Die Arbeit zwischen Autor und Lektor I

"Nix Ali Baba" oder "Hauptsache Atmo"?

Wenn die Chemie stimmt, kommt es zwischen Lektoren und Autoren zu Aha-Erlebnissen, Glücksgefühlen und Indiskretionen. Heute berichtet Nautilus-Lektorin Katharina Picandet über die Arbeit mit Sven Recker und dessem Roman "Fake Metal Jacket".

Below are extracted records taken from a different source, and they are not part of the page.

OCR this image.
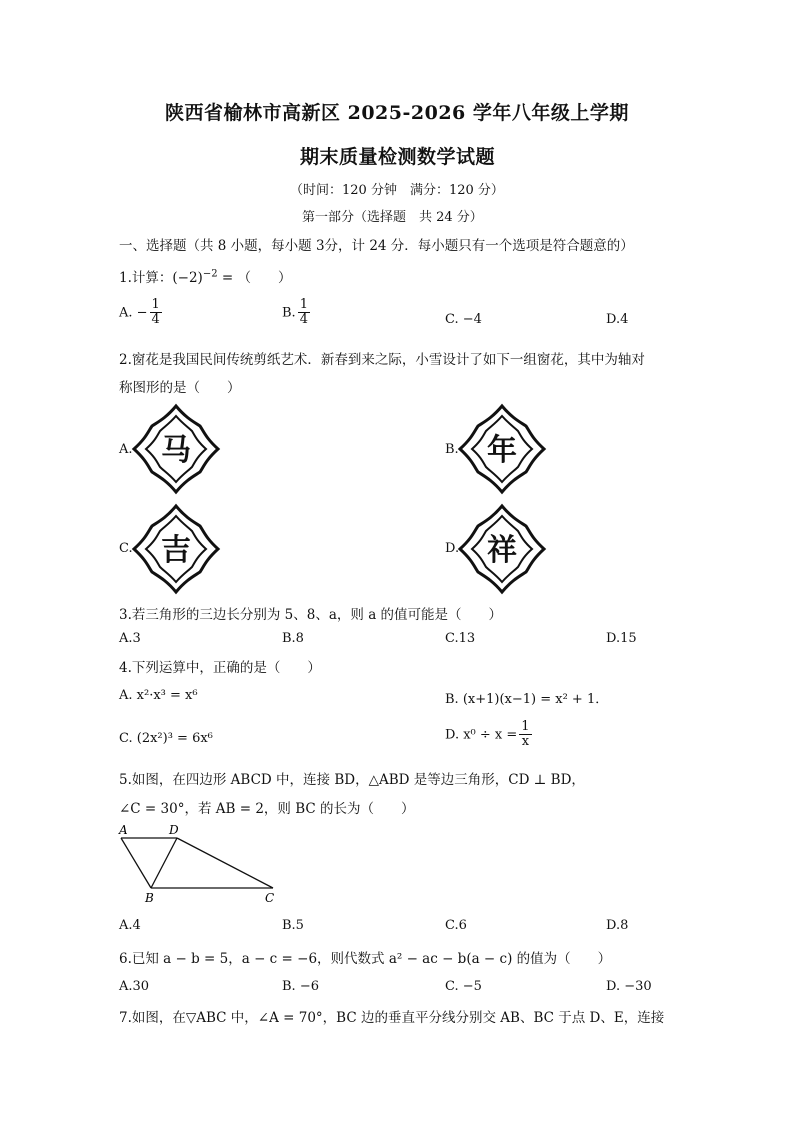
陕西省榆林市高新区 2025-2026 学年八年级上学期
期末质量检测数学试题
（时间：120 分钟　满分：120 分）
第一部分（选择题　共 24 分）
一、选择题（共 8 小题，每小题 3分，计 24 分．每小题只有一个选项是符合题意的）
1.计算：$(-2)^{-2}$ = （　　）
A. − $\frac{1}{4}$	B. $\frac{1}{4}$	C. −4	D.4
2.窗花是我国民间传统剪纸艺术．新春到来之际，小雪设计了如下一组窗花，其中为轴对
称图形的是（　　）
A.	B.
C.	D.
马	年
吉	祥
3.若三角形的三边长分别为 5、8、a，则 a 的值可能是（　　）
A.3	B.8	C.13	D.15
4.下列运算中，正确的是（　　）
A. x²·x³ = x⁶	B. (x+1)(x−1) = x² + 1．
C. (2x²)³ = 6x⁶	D. $x^0 \div x = \frac{1}{x}$
5.如图，在四边形 ABCD 中，连接 BD，△ABD 是等边三角形，CD ⊥ BD，
∠C = 30°，若 AB = 2，则 BC 的长为（　　）
A	D
B	C
A.4	B.5	C.6	D.8
6.已知 a − b = 5，a − c = −6，则代数式 a² − ac − b(a − c) 的值为（　　）
A.30	B. −6	C. −5	D. −30
7.如图，在▽ABC 中，∠A = 70°，BC 边的垂直平分线分别交 AB、BC 于点 D、E，连接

Nautilus-Lektorin Katharina Picandet

Nautilus-Lektorin Katharina Picandet © Anna Salomons

"Sven Recker hat 2015 seinen Debütroman 'Krume Knock Out' bei uns veröffentlicht. Das Manuskript kam tatsächlich als eine der vielen, vielen Unverlangteinsendungen, aber Lektorat bedeutet ja auch immer Perlenfischen, und hier hatten wir eine gefunden. Beim ersten Treffen zum persönlichen Kennenlernen war schnell klar, dass auch die Chemie zwischen Autor und Verlag stimmte.
Der Frühjahrstitel 'Fake Metal Jacket' ist ein schwarzer Roman über Fake News, korrupte Journalisten und die Wahrheit im Zeitalter ihrer technischen Produzierbarkeit. Sven Recker ist selbst Entwicklungshelfer für den Aufbau unabhängiger Medien in Krisenregionen, und die Anmerkungen aus dem Lektorat bezogen sich eigentlich vor allem auf eine Figur, Leila, die die Hauptfigur Larsen nach Syrien lockt und dort erpresst, deren Motivation und warum Larsen so auf sie hereinfällt – hier ist das Lektorat wirklich einfach der erste Leser von außen, dem Widersprüche oder Unklarheiten auffallen, die dem Autor, der seine Geschichte ganz im Kopf hat, entgehen.

Autor Sven Recke

Autor Sven Recke © Georg Roske

Aber genau deshalb, weil er die Geschichte sehr lange mit sich herumgetragen hat, konnte Sven Recker diese Nachfragen auch schnell beantworten, und Leilas Charakter wurde etwas ausgeführt. Einen echten Fehler hat das Lektorat übersehen und der Autor zum Glück noch rechtzeitig entdeckt und schrieb kurz nach Weihnachten: 'Mahler hat leider eine ziemlich bekannte Unvollendete im Repertoire, weshalb es an den zwei Stellen in EINS/25 ratsam wäre, Mahler durch Schumann zu ersetzen. Der hat, soweit ich das recherchieren konnte, keine Unvollendete und klingt manchmal auch schön und schmalzig zugleich' – also passend als musikalische Untermalung eines fingierten Filmberichts von der Front …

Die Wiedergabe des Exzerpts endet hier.